Ein solches Szenario ist trotz guter Zahlen für Görlitz noch unvorstellbar. Im Gegenteil: Angesichts der Krisen bei Siemens und Bombardier sind auch Regine Werwoll und Kristina Winkler nicht gerade optimistisch. „Unsere Angst ist, dass sich das sehr auswirken könnte, wenn Siemens schließt und Bombardier weiter abbaut. Viele junge Paare werden vielleicht wegziehen.“ Umso mehr genießen sie jedes Baby, das im Klinikum das Licht der Welt erblickt. Dass das auch nach Jahrzehnten Berufserfahrung und Tausenden entbundenen Babys noch möglich ist, beweist Regine Werwoll, wenn sie den kleinen Matti gedankenversunken huschelt und ihm mit dem Finger über die kleine Wange streichelt.

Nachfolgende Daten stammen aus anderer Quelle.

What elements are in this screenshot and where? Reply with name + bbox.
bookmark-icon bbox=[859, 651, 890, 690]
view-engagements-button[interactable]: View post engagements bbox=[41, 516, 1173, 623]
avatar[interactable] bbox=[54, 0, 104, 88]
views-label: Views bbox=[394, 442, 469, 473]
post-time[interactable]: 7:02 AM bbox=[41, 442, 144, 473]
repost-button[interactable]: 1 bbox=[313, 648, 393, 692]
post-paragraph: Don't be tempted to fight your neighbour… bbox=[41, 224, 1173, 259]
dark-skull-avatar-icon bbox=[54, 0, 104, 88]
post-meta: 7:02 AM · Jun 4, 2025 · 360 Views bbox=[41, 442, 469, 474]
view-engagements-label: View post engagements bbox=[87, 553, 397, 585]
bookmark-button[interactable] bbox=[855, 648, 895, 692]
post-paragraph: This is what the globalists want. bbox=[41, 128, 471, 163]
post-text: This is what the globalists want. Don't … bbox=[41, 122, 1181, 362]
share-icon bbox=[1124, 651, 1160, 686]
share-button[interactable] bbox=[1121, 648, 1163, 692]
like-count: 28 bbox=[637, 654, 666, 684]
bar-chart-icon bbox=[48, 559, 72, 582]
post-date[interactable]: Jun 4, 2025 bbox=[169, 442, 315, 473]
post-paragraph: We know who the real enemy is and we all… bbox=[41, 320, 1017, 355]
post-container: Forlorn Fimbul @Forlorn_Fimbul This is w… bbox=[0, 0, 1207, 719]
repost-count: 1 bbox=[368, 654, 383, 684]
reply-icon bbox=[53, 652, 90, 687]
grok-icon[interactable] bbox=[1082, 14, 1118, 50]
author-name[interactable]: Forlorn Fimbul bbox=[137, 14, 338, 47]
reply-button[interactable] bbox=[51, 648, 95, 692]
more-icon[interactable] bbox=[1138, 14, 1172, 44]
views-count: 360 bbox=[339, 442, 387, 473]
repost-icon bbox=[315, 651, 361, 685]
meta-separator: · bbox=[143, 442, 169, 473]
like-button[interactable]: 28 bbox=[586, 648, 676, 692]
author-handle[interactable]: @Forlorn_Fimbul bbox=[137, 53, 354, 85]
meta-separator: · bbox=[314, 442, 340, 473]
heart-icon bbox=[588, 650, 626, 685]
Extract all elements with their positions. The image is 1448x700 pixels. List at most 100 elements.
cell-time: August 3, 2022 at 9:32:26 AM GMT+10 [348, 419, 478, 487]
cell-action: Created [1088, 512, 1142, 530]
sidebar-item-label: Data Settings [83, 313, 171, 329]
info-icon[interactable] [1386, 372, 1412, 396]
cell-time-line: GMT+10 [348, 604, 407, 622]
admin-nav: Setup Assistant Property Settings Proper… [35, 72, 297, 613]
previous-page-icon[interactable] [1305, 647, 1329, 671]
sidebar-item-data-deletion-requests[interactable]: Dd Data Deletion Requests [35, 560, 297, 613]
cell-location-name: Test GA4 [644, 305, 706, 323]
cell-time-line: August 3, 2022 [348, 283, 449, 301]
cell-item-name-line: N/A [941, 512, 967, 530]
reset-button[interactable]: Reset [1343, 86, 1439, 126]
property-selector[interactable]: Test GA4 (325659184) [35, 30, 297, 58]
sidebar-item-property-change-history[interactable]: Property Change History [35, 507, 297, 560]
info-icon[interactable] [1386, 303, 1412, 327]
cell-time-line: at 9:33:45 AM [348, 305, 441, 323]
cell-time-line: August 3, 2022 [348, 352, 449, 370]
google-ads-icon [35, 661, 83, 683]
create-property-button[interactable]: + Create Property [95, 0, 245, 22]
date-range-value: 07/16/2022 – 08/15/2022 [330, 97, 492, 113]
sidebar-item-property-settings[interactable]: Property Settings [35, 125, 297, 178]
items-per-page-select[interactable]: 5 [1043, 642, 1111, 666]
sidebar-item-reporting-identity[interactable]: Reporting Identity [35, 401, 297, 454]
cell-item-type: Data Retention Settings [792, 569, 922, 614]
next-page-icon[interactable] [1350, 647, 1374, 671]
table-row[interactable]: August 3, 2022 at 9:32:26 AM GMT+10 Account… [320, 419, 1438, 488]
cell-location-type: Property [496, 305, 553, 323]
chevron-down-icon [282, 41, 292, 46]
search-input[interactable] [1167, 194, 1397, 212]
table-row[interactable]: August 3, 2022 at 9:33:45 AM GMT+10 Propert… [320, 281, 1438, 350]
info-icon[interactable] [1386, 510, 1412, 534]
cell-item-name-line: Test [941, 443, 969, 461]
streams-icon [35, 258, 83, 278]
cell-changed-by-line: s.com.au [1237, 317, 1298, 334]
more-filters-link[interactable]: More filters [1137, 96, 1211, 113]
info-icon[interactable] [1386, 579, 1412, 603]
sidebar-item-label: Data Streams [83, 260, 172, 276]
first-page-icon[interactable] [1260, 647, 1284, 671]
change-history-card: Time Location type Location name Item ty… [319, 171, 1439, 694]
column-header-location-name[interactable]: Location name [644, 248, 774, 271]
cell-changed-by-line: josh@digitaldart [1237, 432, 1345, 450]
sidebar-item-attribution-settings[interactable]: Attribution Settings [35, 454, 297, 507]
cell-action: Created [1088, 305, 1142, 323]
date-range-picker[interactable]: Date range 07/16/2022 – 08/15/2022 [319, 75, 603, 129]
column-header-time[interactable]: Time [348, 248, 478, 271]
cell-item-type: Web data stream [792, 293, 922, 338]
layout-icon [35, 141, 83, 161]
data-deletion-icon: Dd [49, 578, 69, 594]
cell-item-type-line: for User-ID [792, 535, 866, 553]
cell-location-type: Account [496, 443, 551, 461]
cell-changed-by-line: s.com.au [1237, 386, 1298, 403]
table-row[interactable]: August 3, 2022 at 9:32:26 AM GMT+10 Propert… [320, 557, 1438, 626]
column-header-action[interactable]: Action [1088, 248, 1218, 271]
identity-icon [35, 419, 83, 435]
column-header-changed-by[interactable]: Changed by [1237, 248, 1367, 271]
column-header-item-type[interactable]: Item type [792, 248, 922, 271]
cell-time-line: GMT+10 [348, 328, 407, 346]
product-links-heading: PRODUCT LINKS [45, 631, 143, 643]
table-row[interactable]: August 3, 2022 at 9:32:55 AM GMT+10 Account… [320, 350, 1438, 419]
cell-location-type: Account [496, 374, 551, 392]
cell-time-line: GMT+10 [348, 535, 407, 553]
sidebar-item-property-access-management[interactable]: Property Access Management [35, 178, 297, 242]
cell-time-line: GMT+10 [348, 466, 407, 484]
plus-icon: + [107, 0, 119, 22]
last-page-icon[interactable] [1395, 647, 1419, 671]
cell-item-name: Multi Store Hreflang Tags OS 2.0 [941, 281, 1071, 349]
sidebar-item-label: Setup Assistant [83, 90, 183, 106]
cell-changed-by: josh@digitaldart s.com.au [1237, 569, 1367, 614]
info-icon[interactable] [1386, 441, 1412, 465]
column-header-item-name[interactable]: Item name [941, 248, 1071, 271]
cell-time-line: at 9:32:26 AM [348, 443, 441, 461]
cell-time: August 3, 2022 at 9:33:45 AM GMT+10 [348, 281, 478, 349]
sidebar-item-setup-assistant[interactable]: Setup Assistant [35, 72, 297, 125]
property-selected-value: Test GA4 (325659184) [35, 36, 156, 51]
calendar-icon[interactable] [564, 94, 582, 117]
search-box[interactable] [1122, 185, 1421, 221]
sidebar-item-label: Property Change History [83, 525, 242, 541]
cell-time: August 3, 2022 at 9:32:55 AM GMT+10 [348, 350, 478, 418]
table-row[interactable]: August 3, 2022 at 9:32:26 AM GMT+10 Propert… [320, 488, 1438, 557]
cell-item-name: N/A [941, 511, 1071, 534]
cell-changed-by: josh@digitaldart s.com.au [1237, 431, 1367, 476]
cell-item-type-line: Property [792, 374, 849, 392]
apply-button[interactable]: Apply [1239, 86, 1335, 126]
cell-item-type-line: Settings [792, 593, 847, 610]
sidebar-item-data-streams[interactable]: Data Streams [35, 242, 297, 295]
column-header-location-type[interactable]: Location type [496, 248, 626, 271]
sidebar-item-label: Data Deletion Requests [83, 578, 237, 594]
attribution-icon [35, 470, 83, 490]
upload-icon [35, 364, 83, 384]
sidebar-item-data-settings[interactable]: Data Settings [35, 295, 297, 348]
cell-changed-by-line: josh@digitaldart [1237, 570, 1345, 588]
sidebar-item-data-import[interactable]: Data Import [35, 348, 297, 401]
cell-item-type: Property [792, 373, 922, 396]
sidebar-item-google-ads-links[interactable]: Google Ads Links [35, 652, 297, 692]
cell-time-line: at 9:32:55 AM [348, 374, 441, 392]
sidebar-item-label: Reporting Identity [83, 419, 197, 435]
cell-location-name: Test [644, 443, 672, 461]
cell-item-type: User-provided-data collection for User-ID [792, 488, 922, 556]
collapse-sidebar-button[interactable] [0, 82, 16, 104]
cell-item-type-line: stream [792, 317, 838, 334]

Im Kreiskrankenhaus in Weißwasser gab es keinen Geburtenrekord im vergangenen Jahr. Im Gegenteil: 299 Kinder kamen zur Welt, 2016 waren es dagegen 350. Ob das an einer Lücke in der Personalbesetzung lag? Die ist mittlerweile geschlossen, wie Jana-Cordelia Petzold, Referentin für Sozialmarketing, Presse- und Öffentlichkeitsarbeit bei der Managementgesellschaft Gesundheitszentrum des Landkreises Görlitz mitteilt. „Ja, wir hatten eine Lücke in der Personalbesetzung des Chefarztes beziehungsweise der Chefärztin, die überbrückt werden musste und noch im Jahr 2017 sehr erfolgreich neu besetzt werden konnte mit zwei Ärzten aus dem Carl-Thiem-Klinikum Cottbus, Chefarzt Dr. med. Dimitry Chuvashkin, Leiter der Klinik für Gynäkologie und Geburtshilfe, sowie Chefärztin Dr. med. Ulrike Wetzel, Leiterin der Klinik für Kinder- und Jugendmedizin. Gegenwärtig wurden zwei neue Hebammen gewonnen, so Frau Petzold.